Mestre e doutorando em Antropologia pelo Programa Pós-Graduação em Antropologia Social da Universidade de Brasília (PPGAS/DAN/UnB),
Graduado em Ciências Sociais pela Universidade Federal do Piauí (UFPI).
Bolsista de doutorado do Conselho Nacional de Desenvolvimento Científico e Tecnológico (CNPq).
“Carnaúba é assim: dá em todo em canto”. Andando pelo Delta do Rio Parnaíba é difícil discordar disso. A carnaubeira faz-se presente nas portas e nos quintas das casas, na beira do rio, nas calçadas de prédios públicos, no meio fio de avenidas. Há quem a chame de “árvore da vida”, porque dela tudo se aproveita. Das raízes fazem remédios; com o caule, móveis, cercas, casas. As palhas são bastante apreciadas no artesanato de cestos, redes, tapetes e o que mais a criatividade permitir. Elas fornecem ainda matéria prima para a produção de velas, microchips, cera, cosméticos e produtos lubrificantes. Antes disso, obviamente, suas folhas precisam ser retiradas do alto de suas copas. É sobre este processo que irei narrar através de imagens.
Apesar de amplamente presentes no semi-árido nordestino, é nos carnaubais onde encontramos várias delas. Juntas. Exuberantes! Medindo até 20 metros. Suas palhas são coletadas com o auxílio de uma foice. Na Reserva Extrativista Marinha do Delta do Parnaíba (lugar onde o ensaio foi realizado) a organização para esta atividade ocorre em “turmas”. Grupos de pelo menos quatro homens que – desempenhando diferentes funções – coletam e preparam a folha da carnaúba para serem trituradas em máquinas. Somente assim se obtém o pó com o qual produtos derivados da planta serão confeccionados. Porém, se a máquina realiza uma das principais transformações técnicas (Sautchuk, 2017) implicadas nesta cadeia produtiva, é apenas através do manuseio da folha por mãos humanas que isso se torna possível.

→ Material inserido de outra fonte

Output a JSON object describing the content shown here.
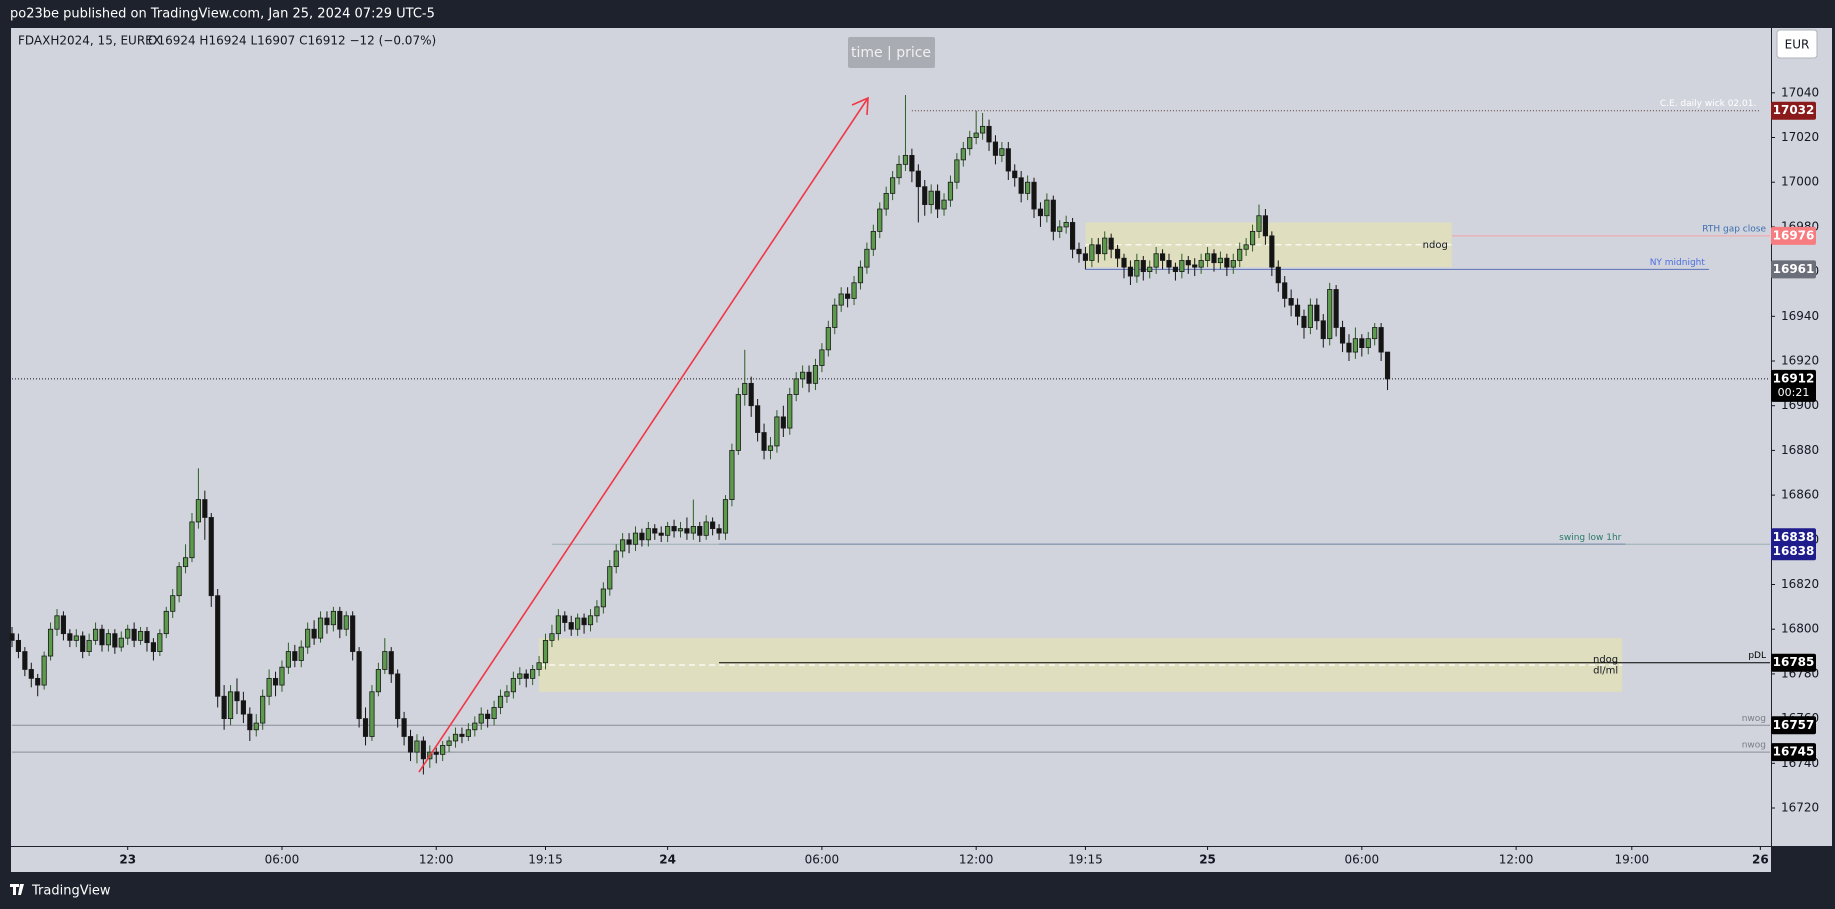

Lelía, Assis e Marcelo – personagens desta narrativa visual – trabalham com as mãos ao lidar com foices, facões e outros ferros. As mãos unem, separam, cortam, carregam, abrem as folhas. O que não significa dizer que todo o corpo não esteja envolvido na constituição dessas habilidades (Ingold, 2002). Acessar as carnaúbas requer caminhadas. Implica conhecimento profundo do próprio território e suas territorialidades (Godoi, 2016; Little, 2002) seu relevo, áreas alagadas, localização dos carnaubais. Saberes gestados a partir do engajamento prático das pessoas com seus ambientes e caminhos de vida (Ingold, 2002, 2015). Quem se aventura neste ofício joga ainda com o calor do sol, pois só depois de espalhadas ao chão para secar poderá ser extraído o pó das folhas. Além da descrição de gestos efetuados na coleta, portanto, o ensaio mostra o conjunto de paisagens, plantas e agentes mais-que-humanos (Tsing, 2019) nela envolvidos. As fotos são da “safra” de 2019.